If the media gateway itself is affected by the disaster outage, the PSTN should detect this; load-balancing at the gateway level should redirect calls to the surviving media gateways. - Agents that are currently logged in to Site 2 continue to handle calls. Queue wait times increase temporarily.
- The agent's SIP phone responds in either of the following ways:
- If the phone is configured to register on one site only, it re-registers now on the Site 2 SIP Server.
- If the phone is configured for dual-registration, the phone automatically switches call handling from the local site to the backup site (Site 2).
- The standby Configuration Server and Configuration Server Database as Site 2 are brought into service.
- When the surviving SIP Server detects that its peer is failed, it continues operation in single-site mode, stopping Business Continuity functions as follows:
- It no longer applies the call forwarding procedure to new calls.
- It allows agents to log in independently of the status of their endpoint.
- It does not employ the forced logout procedure
Networking Failure Between Sites
The Networking Failure figure illustrates what typically happens when a networking failure occurs between SIP Server Peer sites.
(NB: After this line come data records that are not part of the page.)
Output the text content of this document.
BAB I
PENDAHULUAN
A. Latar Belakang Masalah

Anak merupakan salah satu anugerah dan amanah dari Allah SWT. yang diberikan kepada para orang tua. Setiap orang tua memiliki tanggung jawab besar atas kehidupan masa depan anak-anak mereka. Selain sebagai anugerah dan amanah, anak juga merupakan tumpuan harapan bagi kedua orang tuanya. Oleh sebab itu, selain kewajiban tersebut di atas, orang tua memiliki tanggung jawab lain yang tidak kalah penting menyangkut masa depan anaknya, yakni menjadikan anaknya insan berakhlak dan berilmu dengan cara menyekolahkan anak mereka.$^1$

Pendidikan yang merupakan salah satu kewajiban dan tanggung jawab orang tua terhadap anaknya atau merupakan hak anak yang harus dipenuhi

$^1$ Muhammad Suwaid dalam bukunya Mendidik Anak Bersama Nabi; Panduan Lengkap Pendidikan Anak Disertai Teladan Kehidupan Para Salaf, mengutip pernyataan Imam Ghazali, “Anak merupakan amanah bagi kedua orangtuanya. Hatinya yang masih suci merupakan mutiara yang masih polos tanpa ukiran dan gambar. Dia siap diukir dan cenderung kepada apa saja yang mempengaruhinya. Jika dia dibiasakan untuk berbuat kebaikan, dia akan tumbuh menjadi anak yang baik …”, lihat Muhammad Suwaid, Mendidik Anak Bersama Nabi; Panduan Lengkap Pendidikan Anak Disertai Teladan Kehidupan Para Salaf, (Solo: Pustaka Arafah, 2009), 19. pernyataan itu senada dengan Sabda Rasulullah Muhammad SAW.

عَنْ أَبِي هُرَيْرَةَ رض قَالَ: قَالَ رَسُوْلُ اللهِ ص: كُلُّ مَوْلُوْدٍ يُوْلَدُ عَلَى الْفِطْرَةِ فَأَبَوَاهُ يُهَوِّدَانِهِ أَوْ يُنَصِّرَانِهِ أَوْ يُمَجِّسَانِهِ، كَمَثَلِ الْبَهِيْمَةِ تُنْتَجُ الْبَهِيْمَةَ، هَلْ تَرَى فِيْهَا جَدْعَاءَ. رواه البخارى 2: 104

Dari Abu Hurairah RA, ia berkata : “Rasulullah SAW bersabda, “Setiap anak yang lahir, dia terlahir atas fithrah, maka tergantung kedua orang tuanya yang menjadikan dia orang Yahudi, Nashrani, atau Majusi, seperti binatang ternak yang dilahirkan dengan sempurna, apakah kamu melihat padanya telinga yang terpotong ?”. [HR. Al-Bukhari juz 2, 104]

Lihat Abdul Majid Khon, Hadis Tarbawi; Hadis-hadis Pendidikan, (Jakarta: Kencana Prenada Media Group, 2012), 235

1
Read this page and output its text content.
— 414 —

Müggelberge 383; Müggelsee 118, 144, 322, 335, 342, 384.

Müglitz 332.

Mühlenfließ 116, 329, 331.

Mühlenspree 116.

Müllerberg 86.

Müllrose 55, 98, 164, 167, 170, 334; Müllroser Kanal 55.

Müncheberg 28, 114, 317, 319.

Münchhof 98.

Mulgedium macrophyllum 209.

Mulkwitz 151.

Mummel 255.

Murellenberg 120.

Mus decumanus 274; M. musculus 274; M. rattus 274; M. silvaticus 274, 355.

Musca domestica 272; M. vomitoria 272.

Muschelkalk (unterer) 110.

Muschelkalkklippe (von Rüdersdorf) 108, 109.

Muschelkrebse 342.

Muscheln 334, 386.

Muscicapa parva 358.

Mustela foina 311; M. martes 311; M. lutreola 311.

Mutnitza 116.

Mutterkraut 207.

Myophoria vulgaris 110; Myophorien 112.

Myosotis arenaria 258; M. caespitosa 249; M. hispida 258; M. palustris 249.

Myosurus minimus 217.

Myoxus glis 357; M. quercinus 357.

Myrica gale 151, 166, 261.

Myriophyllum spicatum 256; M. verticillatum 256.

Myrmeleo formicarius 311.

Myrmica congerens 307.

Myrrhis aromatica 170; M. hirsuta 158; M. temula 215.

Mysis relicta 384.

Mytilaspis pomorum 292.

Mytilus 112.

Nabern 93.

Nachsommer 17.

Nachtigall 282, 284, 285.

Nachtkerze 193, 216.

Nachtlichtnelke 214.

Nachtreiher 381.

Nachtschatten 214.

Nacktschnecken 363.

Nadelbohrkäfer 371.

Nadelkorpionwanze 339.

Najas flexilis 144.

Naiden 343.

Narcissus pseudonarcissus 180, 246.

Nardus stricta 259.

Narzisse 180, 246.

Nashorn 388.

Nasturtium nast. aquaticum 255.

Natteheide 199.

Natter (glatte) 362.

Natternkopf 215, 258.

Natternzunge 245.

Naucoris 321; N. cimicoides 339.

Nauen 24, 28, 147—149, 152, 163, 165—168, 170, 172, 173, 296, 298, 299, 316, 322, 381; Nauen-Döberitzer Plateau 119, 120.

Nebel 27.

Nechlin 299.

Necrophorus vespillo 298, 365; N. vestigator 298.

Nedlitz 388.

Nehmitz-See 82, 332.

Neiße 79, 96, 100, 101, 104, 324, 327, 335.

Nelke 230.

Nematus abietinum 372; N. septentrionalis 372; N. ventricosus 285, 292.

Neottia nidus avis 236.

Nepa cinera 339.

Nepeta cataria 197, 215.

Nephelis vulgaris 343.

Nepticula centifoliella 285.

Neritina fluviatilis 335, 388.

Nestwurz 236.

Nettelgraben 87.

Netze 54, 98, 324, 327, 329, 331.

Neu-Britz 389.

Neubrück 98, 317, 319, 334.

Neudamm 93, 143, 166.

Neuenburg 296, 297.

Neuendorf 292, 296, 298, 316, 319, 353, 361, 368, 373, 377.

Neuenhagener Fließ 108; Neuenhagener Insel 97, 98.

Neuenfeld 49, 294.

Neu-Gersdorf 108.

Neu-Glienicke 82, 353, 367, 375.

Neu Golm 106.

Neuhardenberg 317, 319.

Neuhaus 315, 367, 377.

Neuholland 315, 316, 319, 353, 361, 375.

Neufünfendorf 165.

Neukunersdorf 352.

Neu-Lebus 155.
The following steps describe how Business Continuity recovers from a networking failure between the SIP Server Peer sites:
- In this example, network connectivity between the two data center sites is lost. SIP Server detects this failure through Active Out of Service detection (options oos-check and oos-force) of the inter-site Trunk DN. Connectivity between the media gateways and contact centers at each site are still available.
- The SIP Server instances at each site revert to their normal non-peered operation.
- Incoming calls at each site are routed only to agents logged in at that site--Business Continuity Forwarding does not apply.
- In this case, the Business Continuity solution avoids any "split-brain" problems because there are no longer any inter-dependencies between the sites.
- For short-term outages, the Configuration Server Proxy on Site 2 provides configuration data to local Site 2 applications. For longer outages, Site 2 Configuration Server and Configuration Server Database can be brought into service.
- When the surviving SIP Server detects that its peer is failed, it continues operation in single-site mode, stopping Business Continuity functions as follows:
- It no longer applies the call forwarding procedure to new calls.
- It allows agents to log in independently of the status of their endpoint.